The bigPint package allows users to superimpose a subset of the dataset onto the full dataset. If the bigPint package is being applied to RNA-seq data, then this subset of genes is often differentially expressed genes (DEGs). Except for the plotSMApp() function, all functions offer users three options for superimposing data subsets in the bigPint package. We briefly discuss these options below.

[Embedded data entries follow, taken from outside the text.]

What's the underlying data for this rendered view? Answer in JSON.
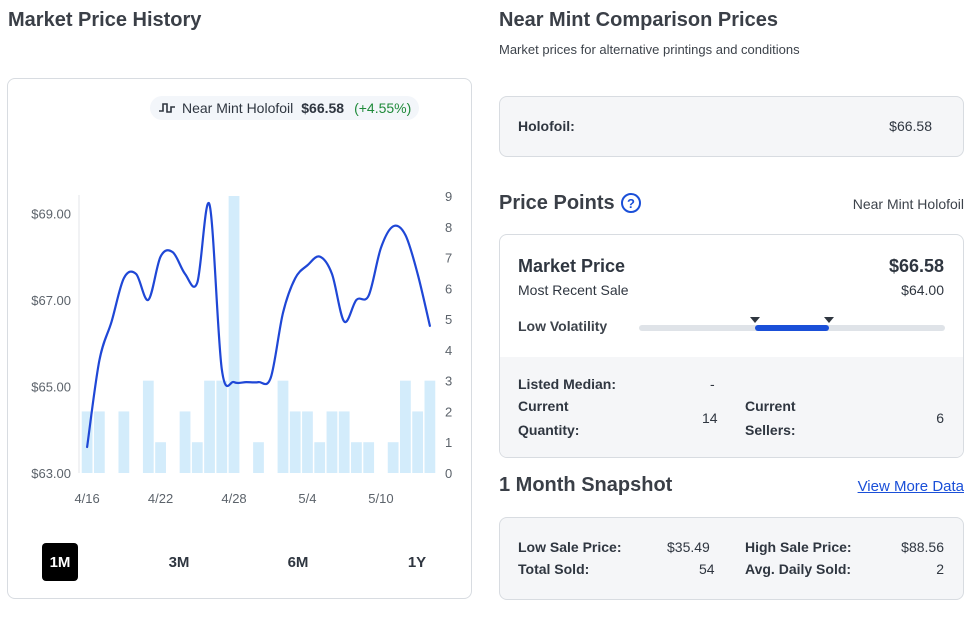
{
  "history": {
    "title": "Market Price History",
    "legend": {
      "name": "Near Mint Holofoil",
      "price": "$66.58",
      "change": "(+4.55%)",
      "icon": "step-line-icon",
      "line_color": "#1f47d6"
    },
    "ranges": [
      "1M",
      "3M",
      "6M",
      "1Y"
    ],
    "active_range": "1M"
  },
  "chart_data": {
    "type": "line",
    "x_ticks": [
      "4/16",
      "4/22",
      "4/28",
      "5/4",
      "5/10"
    ],
    "y_ticks": [
      "$63.00",
      "$65.00",
      "$67.00",
      "$69.00"
    ],
    "ylim": [
      63.0,
      69.4
    ],
    "y2_ticks": [
      "0",
      "1",
      "2",
      "3",
      "4",
      "5",
      "6",
      "7",
      "8",
      "9"
    ],
    "y2lim": [
      0,
      9
    ],
    "line_color": "#1f47d6",
    "bar_color": "#d3ecfb",
    "series": [
      {
        "name": "Near Mint Holofoil",
        "values": [
          63.6,
          65.6,
          66.5,
          67.5,
          67.6,
          67.0,
          68.0,
          68.1,
          67.6,
          67.4,
          69.2,
          65.4,
          65.1,
          65.1,
          65.1,
          65.2,
          66.7,
          67.5,
          67.8,
          68.0,
          67.6,
          66.5,
          67.0,
          67.1,
          68.2,
          68.7,
          68.5,
          67.6,
          66.4
        ]
      },
      {
        "name": "Volume",
        "values": [
          2,
          2,
          0,
          2,
          0,
          3,
          1,
          0,
          2,
          1,
          3,
          3,
          9,
          0,
          1,
          0,
          3,
          2,
          2,
          1,
          2,
          2,
          1,
          1,
          0,
          1,
          3,
          2,
          3
        ]
      }
    ]
  },
  "comparison": {
    "title": "Near Mint Comparison Prices",
    "subtitle": "Market prices for alternative printings and conditions",
    "holofoil_label": "Holofoil:",
    "holofoil_value": "$66.58"
  },
  "price_points": {
    "title": "Price Points",
    "help_icon": "question-circle-icon",
    "variant": "Near Mint Holofoil",
    "market_price_label": "Market Price",
    "market_price_value": "$66.58",
    "recent_sale_label": "Most Recent Sale",
    "recent_sale_value": "$64.00",
    "volatility_label": "Low Volatility",
    "volatility_level": [
      0.38,
      0.62
    ],
    "listed_median_label": "Listed Median:",
    "listed_median_value": "-",
    "current_quantity_label_1": "Current",
    "current_quantity_label_2": "Quantity:",
    "current_quantity_value": "14",
    "current_sellers_label_1": "Current",
    "current_sellers_label_2": "Sellers:",
    "current_sellers_value": "6"
  },
  "snapshot": {
    "title": "1 Month Snapshot",
    "link": "View More Data",
    "low_sale_label": "Low Sale Price:",
    "low_sale_value": "$35.49",
    "high_sale_label": "High Sale Price:",
    "high_sale_value": "$88.56",
    "total_sold_label": "Total Sold:",
    "total_sold_value": "54",
    "avg_daily_label": "Avg. Daily Sold:",
    "avg_daily_value": "2"
  }
}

0.2 Option 1: Data metrics object

The dataMetrics input is NULL by default in bigPint package functions. However, a user can create a dataMetrics object as is explained in the article Creating data metrics object. If a user does input a dataMetrics object, then two other input parameters will be used, threshVar and threshVal. These two inputs will be used to create the data subset from the dataMetrics input. Below are their definitions in the help files of bigPintpackage functions:

  • threshVar CHARACTER STRING Name of column in dataMetrics object used to threshold significance; default “FDR”
  • threshVal INTEGER Maximum value to threshold significance from threshVar object; default 0.05

Below is an example of superimposing genes that have an FDR value less than 1e-10 (Lauter and Graham 2016).

library(bigPint)
data("soybean_ir_sub")
data("soybean_ir_sub_metrics")
soybean_ir_sub[,-1] <- log(soybean_ir_sub[,-1] + 1)
ret <- plotSM(data=soybean_ir_sub, dataMetrics=soybean_ir_sub_metrics,
  threshVar = "FDR", threshVal = 1e-10, pointSize = 0.1, saveFile = FALSE)
ret[["N_P"]]


0.3 Option 2: Gene List object

We can alternatively use the geneList input object to superimpose a subset of the data onto the full data frame. The geneList object is NULL by default. However, the user can set it to be equal to the list of the IDs that should be superimposed. For example, we can achieve the same plot above by using the following code.

library(dplyr)
sigGenes = soybean_ir_sub_metrics[["N_P"]] %>% filter(FDR < 1e-10) %>% select(ID)
sigGenes = sigGenes[,1]
ret <- plotSM(data=soybean_ir_sub, geneList = sigGenes, pointSize = 0.1,
  saveFile = FALSE)
ret[["N_P"]]

We note that the geneList object is more flexible than the dataMetrics object. This is because the dataMetrics object can only create the subset of data by thresholding one quantitative variable. However, the geneList object can be created in many more ways. For example, below we can examine genes that have an FDR value less than 1e-10 and a log fold change value greater than the absolute value of 6.

library(dplyr)
sigGenes = soybean_ir_sub_metrics[["N_P"]] %>% filter(FDR < 1e-10) %>%   
  filter(abs(logFC) > 6) %>% select(ID)
sigGenes = sigGenes[,1]
ret <- plotSM(data=soybean_ir_sub, geneList = sigGenes, pointSize = 0.5,
  pointColor = "magenta", saveFile = FALSE)
ret[["N_P"]]

Because of this, if both dataMetrics and geneList are both not their default NULL value, then geneList will take priority and dataMetrics will be ignored.


0.4 Option 3: No superimposing

The last possibility is to leave both dataMetrics and geneList as their default NULL value. This will allow a user to examine the distribution of the full dataset without superimposing any subset of data. We end with an example of this technique.

ret <- plotSM(data=soybean_ir_sub, saveFile = FALSE)
ret[["N_P"]]


References

Lauter, AN Moran, and MA Graham. 2016. “NCBI Sra Bioproject Accession: PRJNA318409.”